Paylaş
◊ Sizi sahnede izlemeyi çok sevdiğim için sahneyle ilgili planlarınızı sorarak başlamak istiyorum...
- Sahnede performans sergilemeyi ve tek kişilik şovlarımı yazmayı seviyorum. Politik görüşlerimi, felsefelerimi, Amerika’da ve dünyada Latin bir adam olmanın nasıl bir şey olduğunu en iyi sahnede anlatıyorum. Sahne olacak tabii ki...
◊ Pandemiyle birlikte değişen bir dünyada yaşıyoruz. Neler düşünüyorsunuz bu süreç hakkında?
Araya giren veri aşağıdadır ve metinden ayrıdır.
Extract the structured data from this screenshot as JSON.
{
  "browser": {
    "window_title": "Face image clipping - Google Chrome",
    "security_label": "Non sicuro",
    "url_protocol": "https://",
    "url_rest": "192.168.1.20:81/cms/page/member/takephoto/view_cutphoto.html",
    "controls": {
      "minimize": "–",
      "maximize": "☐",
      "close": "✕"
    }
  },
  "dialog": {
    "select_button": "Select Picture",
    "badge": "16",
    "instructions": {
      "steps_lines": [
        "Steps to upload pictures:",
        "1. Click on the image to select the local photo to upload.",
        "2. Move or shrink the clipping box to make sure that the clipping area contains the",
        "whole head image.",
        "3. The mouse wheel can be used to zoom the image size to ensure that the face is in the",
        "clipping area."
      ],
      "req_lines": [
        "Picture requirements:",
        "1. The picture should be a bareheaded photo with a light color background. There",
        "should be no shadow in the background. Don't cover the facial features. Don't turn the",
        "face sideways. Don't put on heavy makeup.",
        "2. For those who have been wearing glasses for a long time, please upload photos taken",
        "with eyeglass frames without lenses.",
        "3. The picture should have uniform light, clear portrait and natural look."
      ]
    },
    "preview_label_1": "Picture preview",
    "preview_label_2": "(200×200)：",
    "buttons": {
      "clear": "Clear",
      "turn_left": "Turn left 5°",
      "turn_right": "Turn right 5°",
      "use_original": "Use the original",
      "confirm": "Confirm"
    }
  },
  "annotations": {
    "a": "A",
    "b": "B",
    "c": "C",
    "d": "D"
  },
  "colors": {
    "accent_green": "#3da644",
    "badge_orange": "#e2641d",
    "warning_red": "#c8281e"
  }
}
- Yaşadığımız dönem büyüme sancıları gibi. Amerika pandemiyle birlikte nihayet hesap vermek ve kendini düzeltmeye başlamak zorunda kaldı. “Black Lives Matter”ı (ABD’de yaşayan Afro Amerikan kökenli halka yönelik ırkçılığa karşı başlatılan sivil toplum hareketi) gerçek anlamda ilk kez duyduk. Hollywood’da Latin ve siyahilerin olmadığına dikkat çekildi. Şahsen ben, bunun için sürekli savaşan bir insanım. Latinler Amerika’da nüfusun yüzde 20’sini, Hollywood’un olduğu Los Angeles’taysa nüfusun yarısını oluşturuyor. New York’ta beyaz nüfusa eşitiz, Teksas’ta en büyük nüfusuz, pek çok eyalette varız ama kamera önündekilerin yüzde 4’ünden daha azı Latin. Hollywood ve dijital platformlarda anlatılan hikayelerin yüzde 1’inden azı bizim hikayelerimiz. Stüdyo ve dijital platform yöneticilerine şöyle diyorum, eğer 10 oyuncunuz varsa, ikisi Latin olmalı. 10 yönetici varsa, ikisinin Latin olmasını istiyorum. 10 hikaye varsa, bunlardan ikisinin Latin hikayesi olmasını istiyorum. Ancak bu şekilde eşitlik elde edebiliriz.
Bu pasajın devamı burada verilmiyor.